Preguntas, respuestas, conversaciones
que parecían interminables, en las que era muy feliz reviviendo parte de su
infancia cada vez más lejana, sentía que estaba con su mejor amigo, hasta que
escuchaba una simpática reflexión:
-No sos mi amigo, sos mi papá-.
Varias veces compartieron las
aventuras con algún amigo del barrio o de la escuela.
Hasta las vacaciones en la playa
fueron acompañados con algún colega, era una forma de verlo contento, porque él
solo, en compañía de papá y mamá, se quejaba de aburrirse, o manifestaba querer
dormir todo el día.
Ya no jugaban a pelear, la fuerza del joven era cada
vez más difícil de dominar.
Ya discutían temas profundos, ya se
conversaba en la mesa, ya las vacaciones se planificaban en función de amigos o
familiares.
Empezó a salir de vacaciones con su
esposa porque al hijo ya no le divertía lo que hacían los grandes, prefería a
sus amigos, reales o virtuales, de esos que conocía jugando a la play en red.
El matrimonio se tranquilizaba al
ver las notas de su niño en la escuela, había terminado muy bien la primaria y
ya llevaba tres años de secundario, con muy buenas calificaciones.
Se lo veía feliz entre sus
compañeros y amigos, compartía con ellos las jornadas de esquí en invierno y
las tardes de playa en verano, las noches de fiesta y las caminatas por el
bosque o por la ciudad.
Su hijo ya se manejaba solo, ya se
llevaba la llave de casa. Ya sabía como andar por las calles, las clases de
artes marciales durante todos esos años le habían dado un físico privilegiado,
que inspiraba respeto y admiración.
Se reían cuando mamá comentaba que
ya no había que preocuparse por cuidarlo de los peligros, él respondía: ¡No!
Porque ahora soy yo el que cuida de ustedes.
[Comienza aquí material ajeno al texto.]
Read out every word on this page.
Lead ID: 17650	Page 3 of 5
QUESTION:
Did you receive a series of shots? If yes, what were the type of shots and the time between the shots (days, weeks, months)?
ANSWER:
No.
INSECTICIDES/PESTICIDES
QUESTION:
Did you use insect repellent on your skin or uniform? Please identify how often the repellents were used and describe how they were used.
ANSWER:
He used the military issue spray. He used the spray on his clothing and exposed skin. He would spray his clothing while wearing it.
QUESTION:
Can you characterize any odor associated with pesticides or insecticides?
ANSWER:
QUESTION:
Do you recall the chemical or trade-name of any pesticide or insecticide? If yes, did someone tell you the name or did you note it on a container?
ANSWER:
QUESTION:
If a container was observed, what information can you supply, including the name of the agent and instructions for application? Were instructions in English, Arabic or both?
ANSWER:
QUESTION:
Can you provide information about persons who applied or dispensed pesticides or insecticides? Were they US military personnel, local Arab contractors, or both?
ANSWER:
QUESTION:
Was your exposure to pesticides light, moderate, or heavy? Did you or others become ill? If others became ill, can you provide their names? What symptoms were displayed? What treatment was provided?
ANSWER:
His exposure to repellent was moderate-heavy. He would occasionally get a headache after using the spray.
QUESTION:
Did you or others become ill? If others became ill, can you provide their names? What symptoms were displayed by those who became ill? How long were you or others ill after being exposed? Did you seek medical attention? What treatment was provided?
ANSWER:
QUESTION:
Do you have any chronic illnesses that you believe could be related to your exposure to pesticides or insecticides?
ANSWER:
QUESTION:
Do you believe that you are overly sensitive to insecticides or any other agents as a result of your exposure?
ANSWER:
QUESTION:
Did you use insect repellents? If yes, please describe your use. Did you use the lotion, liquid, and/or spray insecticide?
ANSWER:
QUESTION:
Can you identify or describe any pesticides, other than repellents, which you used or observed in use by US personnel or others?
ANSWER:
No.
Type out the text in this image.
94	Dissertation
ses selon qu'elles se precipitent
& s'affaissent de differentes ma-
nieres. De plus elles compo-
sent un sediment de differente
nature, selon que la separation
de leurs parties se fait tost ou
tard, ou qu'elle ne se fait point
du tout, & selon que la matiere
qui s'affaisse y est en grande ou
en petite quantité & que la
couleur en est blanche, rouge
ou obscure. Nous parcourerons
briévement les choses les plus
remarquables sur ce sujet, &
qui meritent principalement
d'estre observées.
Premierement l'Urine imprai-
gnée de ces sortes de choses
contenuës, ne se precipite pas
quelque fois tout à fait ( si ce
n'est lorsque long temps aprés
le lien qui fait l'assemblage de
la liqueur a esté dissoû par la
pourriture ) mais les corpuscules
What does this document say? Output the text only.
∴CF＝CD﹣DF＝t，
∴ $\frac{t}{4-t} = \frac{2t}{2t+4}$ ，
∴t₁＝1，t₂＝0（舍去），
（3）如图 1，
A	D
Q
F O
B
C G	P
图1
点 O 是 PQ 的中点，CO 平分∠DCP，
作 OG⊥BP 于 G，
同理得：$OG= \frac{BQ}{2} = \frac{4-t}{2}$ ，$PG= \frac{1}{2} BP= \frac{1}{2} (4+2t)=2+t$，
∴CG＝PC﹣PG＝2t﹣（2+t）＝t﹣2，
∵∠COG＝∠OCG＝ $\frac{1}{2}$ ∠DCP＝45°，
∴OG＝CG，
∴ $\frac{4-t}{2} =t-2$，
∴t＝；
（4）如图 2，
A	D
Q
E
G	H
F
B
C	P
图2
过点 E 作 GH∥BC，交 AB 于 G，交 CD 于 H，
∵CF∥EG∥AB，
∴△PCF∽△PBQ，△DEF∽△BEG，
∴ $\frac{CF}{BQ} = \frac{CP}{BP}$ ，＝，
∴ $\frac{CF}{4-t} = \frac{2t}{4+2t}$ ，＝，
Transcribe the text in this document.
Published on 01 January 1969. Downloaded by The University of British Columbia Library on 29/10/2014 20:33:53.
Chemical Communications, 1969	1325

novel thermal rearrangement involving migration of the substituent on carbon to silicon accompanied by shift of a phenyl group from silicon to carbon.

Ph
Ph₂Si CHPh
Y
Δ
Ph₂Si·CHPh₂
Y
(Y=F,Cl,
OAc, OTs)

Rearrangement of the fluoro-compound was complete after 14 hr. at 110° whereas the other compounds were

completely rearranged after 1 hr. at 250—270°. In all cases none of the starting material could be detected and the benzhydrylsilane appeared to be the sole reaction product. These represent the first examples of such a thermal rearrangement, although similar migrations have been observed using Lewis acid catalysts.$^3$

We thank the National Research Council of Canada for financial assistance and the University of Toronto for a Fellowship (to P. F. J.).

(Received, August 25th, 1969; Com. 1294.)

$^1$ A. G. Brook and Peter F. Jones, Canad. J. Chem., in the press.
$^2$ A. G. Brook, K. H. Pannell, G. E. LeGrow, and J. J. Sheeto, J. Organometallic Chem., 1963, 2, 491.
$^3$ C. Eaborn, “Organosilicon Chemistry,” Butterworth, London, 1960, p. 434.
Cuando recordaban sus torneos de
truco o metegol, cuando hablaban de la velocidad que llevaban nadando,
esquiando, cabalgando por los campos de la patagonia, o en cualquier otra
actividad que hubieran compartido, el adolescente comentaba:
¡Soy mejor que vos, papá!
Entonces la respuesta era:
-Claro, es lo que corresponde… y tu hijo
deberá ser mejor que vos…
Una tarde lo vio salir hacia el
punto de reunión con sus colegas y, al mirar como se alejaba, se sintió
orgulloso de verlo tan grande, tan bueno, tan buscado por sus amigos, entonces
una sonriente nostalgia invadió su alma, cuando se descubrió a si mismo
gritando:
¡Hoy no vayas, quedate conmigo!
¡Dale! ¡Hoy es el día del padre!
Autor:
Mario Gastón Isla. Bariloche, Argentina.